(Or, My Words Often Come Back to Haunt Me.)
(Or–better still–The Reason I Put All My Spare Change Into the Therapy Fund.)
“Look! I wasn’t raised by wolves today; see how I turned the light off when I was done?”
“I know, I know, I’m the slowest creature on the planet!”
“Wow, that was a BIG one! I’m so charming!”
“I think I’ll just leave that there for the maid! Oh, wait… we don’t have a maid! Mama is the maid! Mama…? You look mad.”

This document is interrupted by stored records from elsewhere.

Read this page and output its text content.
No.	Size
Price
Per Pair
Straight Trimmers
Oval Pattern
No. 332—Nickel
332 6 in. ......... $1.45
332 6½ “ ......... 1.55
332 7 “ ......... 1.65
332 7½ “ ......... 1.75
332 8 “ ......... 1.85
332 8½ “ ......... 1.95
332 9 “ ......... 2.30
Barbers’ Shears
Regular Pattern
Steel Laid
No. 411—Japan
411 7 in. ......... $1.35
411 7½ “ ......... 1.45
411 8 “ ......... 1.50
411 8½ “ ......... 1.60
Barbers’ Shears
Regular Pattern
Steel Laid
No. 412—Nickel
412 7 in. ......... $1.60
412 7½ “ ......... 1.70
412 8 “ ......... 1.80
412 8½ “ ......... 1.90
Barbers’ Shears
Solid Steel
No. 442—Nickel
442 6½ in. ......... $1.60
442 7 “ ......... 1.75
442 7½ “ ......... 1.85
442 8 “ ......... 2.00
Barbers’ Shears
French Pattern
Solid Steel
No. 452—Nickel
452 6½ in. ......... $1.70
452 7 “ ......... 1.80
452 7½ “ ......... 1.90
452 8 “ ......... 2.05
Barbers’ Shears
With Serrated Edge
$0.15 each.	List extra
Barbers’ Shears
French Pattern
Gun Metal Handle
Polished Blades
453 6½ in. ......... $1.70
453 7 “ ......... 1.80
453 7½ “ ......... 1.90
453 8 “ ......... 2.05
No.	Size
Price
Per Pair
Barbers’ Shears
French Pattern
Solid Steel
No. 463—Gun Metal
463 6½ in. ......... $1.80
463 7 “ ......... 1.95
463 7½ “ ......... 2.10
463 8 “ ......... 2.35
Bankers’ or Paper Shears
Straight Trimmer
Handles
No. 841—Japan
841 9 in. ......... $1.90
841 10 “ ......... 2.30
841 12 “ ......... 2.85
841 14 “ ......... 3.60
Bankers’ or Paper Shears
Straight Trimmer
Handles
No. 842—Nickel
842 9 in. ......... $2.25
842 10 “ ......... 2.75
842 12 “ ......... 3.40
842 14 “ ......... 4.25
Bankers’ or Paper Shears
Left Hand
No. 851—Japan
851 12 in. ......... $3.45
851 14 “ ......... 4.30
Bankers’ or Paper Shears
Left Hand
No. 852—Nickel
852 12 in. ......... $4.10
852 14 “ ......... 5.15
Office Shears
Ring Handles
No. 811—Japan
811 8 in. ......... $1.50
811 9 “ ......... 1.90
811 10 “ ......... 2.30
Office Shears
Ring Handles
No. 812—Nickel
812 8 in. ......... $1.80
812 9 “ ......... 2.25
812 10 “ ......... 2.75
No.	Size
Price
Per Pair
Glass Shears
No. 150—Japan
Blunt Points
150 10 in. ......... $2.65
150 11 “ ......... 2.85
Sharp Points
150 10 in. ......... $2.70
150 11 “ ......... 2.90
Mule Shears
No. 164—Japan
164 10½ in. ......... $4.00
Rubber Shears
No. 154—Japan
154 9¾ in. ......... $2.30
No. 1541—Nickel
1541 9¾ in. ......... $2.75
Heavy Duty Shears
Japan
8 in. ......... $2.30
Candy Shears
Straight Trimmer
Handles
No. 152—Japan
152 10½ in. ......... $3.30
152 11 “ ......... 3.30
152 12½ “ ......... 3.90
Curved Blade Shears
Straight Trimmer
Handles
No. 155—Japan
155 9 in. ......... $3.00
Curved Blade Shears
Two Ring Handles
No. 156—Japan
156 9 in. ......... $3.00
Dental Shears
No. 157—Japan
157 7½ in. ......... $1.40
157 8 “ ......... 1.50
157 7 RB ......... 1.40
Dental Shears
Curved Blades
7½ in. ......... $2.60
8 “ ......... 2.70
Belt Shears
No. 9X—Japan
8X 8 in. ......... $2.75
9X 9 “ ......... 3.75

“I already know the answer… we get to do it if we’ve been good. But that’s no fair because we haven’t been good and I still want to!”
“Well I was sort of hoping you just fell off the turnip truck because I think that might mean you’d believe me.”
“Why do you keep saying you don’t negotiate with terrorists? I’m just a little kid!”
“You should cry me a river! Cuz I’m thirsty!”
Ahahaha! My son parrots me all the time, but instead of showing that he’s LEARNED what my sarcasm means, he just gives it back straight.
Me: “Hey, pick up those shoes!”
Him: “Um, I am NOT your maid.”
Me: “I want to you come to dinner, now, please.”
Him: “People in Hell want ice water, don’mean they git it.”
Aaaaaargh.
Such smart children!
My favorite chickens-coming-home-to-roost quote:
“I’ll pick up the crayons *after* you put my milk in the purple cup [instead of the green cup].”
I am SO using that terrorist line, ASAP.
I loved the Charming one…
Mine is “Do I smell like turnips? I didn’t just fall of the turnip truck yesterday, you know.”
Love it. You rock.
Dear Lord, how I laughed my ass off.
And the realized that it’s only a matter of time…
no fair is always my favorite. I love how justice reduces to ‘immediate possession of everything that pleases me’ in a child’s eye.